Sauf que, cher Laurent Mauduit, cette interpénétration du grand capital et de la haute administration était déjà dénoncée sous le nom de « capitalisme monopoliste d’État » à l’époque où le PCF, encore marxiste, expliquait encore, dans la lignée de Lénine, que « le CME est une phase du capital de monopoles où la fusion entre l’État bourgeois et les monopoles se mue en un mécanisme unique au profit des monopoles capitalistes ». Cette thèse était minutieusement démontrée dans deux forts volumes parus en 1971, Le capitalisme monopoliste d’État, que l’on étudiait naguère dans les écoles élémentaires du PCF et que potassaient aussi nombre de cadres CGT ! Donc M. Mauduit repassera pour la « nouveauté » de sa thèse : elle ne paraît telle que parce que la gent médiatique, immergée dans les modes idéologiques, est à la fois percluse d’anticommunisme et inculte sur le plan scientifique.
NON,LE NÉOLIBÉRALISME EUROPÉEN N’EST PAS UN « NOUVEAU LIBÉRALISME » !

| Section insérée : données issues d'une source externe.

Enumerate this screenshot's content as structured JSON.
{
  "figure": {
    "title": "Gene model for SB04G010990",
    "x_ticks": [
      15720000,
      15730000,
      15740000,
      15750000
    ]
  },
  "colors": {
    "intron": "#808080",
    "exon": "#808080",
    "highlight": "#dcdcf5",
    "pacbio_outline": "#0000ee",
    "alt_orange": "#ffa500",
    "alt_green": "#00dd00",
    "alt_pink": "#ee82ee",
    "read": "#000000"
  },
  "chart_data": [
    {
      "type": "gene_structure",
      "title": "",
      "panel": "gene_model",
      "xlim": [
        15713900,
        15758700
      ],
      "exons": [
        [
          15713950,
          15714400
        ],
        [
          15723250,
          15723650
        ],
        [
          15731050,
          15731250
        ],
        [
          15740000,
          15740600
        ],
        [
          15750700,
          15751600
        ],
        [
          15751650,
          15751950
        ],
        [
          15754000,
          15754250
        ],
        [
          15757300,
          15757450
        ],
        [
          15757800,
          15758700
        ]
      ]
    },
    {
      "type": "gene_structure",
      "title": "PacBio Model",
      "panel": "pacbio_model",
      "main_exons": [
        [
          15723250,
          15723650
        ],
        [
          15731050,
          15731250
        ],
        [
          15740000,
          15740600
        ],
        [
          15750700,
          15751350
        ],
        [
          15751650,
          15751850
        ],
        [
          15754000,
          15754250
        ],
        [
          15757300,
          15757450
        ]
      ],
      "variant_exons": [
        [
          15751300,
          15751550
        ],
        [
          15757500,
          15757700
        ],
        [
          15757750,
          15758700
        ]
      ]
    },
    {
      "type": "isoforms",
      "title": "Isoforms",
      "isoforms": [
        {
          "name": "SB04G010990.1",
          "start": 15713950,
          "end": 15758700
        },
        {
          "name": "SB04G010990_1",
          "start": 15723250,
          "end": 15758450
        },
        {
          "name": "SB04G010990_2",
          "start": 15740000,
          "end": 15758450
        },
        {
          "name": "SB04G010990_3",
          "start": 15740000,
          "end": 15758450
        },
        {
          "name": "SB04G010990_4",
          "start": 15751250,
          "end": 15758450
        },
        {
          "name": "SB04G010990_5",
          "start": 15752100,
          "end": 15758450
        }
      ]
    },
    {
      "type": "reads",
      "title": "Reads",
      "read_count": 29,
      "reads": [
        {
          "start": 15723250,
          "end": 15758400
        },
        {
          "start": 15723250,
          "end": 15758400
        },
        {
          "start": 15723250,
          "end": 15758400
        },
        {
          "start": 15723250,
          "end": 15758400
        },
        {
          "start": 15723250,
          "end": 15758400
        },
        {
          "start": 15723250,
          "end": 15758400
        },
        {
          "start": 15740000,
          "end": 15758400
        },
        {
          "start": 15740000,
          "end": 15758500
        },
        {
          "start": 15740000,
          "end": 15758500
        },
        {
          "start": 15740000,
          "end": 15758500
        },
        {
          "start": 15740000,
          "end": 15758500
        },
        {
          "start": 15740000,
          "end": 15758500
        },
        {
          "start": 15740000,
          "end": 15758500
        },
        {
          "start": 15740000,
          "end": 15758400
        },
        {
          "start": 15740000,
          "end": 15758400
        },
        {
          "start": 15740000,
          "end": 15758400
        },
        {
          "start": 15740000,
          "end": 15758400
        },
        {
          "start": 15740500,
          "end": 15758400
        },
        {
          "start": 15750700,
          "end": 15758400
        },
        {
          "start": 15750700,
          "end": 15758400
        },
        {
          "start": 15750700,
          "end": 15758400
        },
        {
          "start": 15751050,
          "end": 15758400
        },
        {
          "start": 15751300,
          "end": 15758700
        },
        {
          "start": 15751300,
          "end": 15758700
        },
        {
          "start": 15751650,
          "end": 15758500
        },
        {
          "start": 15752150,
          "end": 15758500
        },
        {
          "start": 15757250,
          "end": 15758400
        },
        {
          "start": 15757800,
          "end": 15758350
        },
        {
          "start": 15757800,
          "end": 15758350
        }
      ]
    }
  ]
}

Mais surtout, ce constat du « mécanisme unique État-monopoles » que résume mal l’expression « privatisation du haut appareil d’État », a une conséquence logique : c’est qu’il faut cesser, à gauche, de pourfendre à tout propos le prétendu « libéralisme » des gouvernements actuels. Le libéralisme proprement dit, c’est la libre concurrence dans le cadre d’un État « veilleur de nuit » féroce contre les classes laborieuses, mais « arbitre », « régalien » et « impartial » dès lors qu’il s’agit de régler des conflits entre propriétaires. C’est ainsi que s’explique ce paradoxe du philosophe Condorcet, parfait girondin et libéral en économie, qui souhaitait cependant un État fort, clairement laïque (donc détaché des influences religieuses et relativement neutre) construisant une école publique indispensable à la libre concurrence entre individus (ce qu’on appelle « égalité des chances » dans des milieux de gauche insuffisamment critiques qui ne voient pas qu’une telle école est, comme l’indique l’expression « égalité des chances », intrinsèquement compétitive, sélective et capitaliste). Alors que, chacun le voit aujourd’hui, l’État bourgeois est grossièrement partial car, non seulement il démolit les services publics, école publique incluse, au profit des chasseurs de profits du patronat privé, non seulement il viole la loi laïque de 1905 en « dialoguant » sans trêve avec toutes les hiérarchies religieuses, non seulement il comprime les acquis sociaux et les salaires, mais il alimente grassement, sans obligations de résultats, les caisses du grand capital privé avec l’argent du public : CICE, pacte de responsabilité, fiscalité ridicule sur le CAC 40, etc. Ce grand capital privé qui, avec la complicité de l’État et de ses plus hauts magistrats, vend à la découpe le capital industriel du pays (Alsthom, STX), encourage les délocalisations et se fatigue de moins en moins à produire puisqu’on peut faire bien plus d’argent en récupérant à bon compte les rentes de situation des autoroutes, des aéroports et des barrages hydroélectriques…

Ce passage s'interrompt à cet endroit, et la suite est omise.